今回は、インプラント手術に関連して「術後性頬部嚢胞」に関して書かせていただきます。
上顎洞手術後数年から10数年を経て上顎洞内に袋(嚢胞)が発生し、頬部の腫張や疼痛を起こして来る場合があります。嚢胞は1つのことも2つ以上のこともあります。この嚢胞に感染が起こった場合に症状が現れてくることが多く、頬部の痛みと腫れとして始まり、さらに大きくなると、歯痛、涙が流れる、視力低下、複視、眼球突出など眼に関する症状も現れてきます。

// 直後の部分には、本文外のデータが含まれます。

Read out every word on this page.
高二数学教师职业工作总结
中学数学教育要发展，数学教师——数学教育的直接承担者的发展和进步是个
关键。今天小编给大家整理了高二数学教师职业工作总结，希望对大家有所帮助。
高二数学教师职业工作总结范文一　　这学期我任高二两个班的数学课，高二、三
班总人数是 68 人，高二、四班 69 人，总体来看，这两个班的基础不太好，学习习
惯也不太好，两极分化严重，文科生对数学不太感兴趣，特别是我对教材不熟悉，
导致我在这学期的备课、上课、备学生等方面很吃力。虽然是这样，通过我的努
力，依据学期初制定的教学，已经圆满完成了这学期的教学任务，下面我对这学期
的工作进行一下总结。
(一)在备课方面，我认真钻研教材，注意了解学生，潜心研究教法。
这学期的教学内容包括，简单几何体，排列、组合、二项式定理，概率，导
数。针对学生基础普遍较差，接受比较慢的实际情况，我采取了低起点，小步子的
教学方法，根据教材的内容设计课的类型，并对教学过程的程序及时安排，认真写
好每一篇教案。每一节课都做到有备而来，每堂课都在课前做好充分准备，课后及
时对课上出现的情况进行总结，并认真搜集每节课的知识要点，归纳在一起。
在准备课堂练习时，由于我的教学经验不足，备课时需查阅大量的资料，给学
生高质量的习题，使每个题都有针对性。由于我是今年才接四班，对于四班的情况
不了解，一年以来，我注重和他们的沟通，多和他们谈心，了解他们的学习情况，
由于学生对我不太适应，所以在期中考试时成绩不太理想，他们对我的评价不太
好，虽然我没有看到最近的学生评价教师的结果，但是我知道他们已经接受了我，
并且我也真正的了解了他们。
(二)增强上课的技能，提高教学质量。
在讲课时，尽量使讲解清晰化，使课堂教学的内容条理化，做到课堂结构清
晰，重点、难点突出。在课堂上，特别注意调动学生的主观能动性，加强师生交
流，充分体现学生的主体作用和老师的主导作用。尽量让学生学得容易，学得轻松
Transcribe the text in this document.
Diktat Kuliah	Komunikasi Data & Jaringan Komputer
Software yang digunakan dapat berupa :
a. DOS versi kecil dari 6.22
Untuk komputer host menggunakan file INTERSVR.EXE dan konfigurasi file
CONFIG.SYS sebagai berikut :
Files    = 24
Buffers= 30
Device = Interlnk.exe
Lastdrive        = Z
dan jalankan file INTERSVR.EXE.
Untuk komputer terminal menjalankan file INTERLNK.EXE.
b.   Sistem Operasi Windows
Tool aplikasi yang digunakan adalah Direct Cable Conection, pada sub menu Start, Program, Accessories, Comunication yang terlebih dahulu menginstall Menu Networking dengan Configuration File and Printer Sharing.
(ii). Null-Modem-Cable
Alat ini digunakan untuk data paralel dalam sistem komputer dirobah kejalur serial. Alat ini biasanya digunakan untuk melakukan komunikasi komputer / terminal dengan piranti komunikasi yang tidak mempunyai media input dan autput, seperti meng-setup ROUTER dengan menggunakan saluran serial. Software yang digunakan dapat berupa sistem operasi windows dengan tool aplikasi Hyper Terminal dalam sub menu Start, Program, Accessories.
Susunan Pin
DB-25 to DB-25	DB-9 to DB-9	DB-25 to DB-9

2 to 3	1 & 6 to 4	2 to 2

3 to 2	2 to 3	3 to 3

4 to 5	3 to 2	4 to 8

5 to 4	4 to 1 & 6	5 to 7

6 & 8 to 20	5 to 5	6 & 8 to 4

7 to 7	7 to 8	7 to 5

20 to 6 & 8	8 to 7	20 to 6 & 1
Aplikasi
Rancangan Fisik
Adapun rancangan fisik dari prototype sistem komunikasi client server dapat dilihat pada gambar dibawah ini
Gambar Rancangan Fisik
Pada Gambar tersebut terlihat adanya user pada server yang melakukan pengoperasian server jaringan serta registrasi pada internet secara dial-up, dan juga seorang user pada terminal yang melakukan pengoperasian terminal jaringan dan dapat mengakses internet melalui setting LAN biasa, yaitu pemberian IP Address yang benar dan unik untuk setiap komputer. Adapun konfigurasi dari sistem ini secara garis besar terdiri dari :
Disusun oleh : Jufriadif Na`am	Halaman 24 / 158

このような場合には、CTスキャンを行うと診断がつきます。
治療は、急性症状に対しては、頬部(犬歯窩)から針を刺して排膿を行い、鎮痛剤、抗生剤の投与によって症状を和らげることができますが、根本的には、内視鏡を用いて鼻腔と嚢胞との間の閉鎖部分を開放し、排泄路をつくる手術が必要です。
上顎のインプラント手術に関するセカンドオピニオンを希望される患者様が来院されましたが、某歯科医院で上顎洞底部の骨の長さが充分でないためにサイナスリフトを行うことに関する相談でした。
この患者様の場合は6ミリのインプラントが可能ですので、上顎結節部に10ミリのインプラントを追加してサイナスリフトを行わない方法もあることを御説明しました。人口骨や移植骨を挿入して挙上し、上顎粘膜を損傷した場合、その後上顎洞炎を続発することがあります。その治療は大きな外科処置が必要ですし、その手術後に術後性頬部嚢胞のため10年に1回、上顎洞の再手術をしなければならない危険性があります。その危険性があるために、森嶋歯科医院ではできるかぎりサイナスリフトは行いません。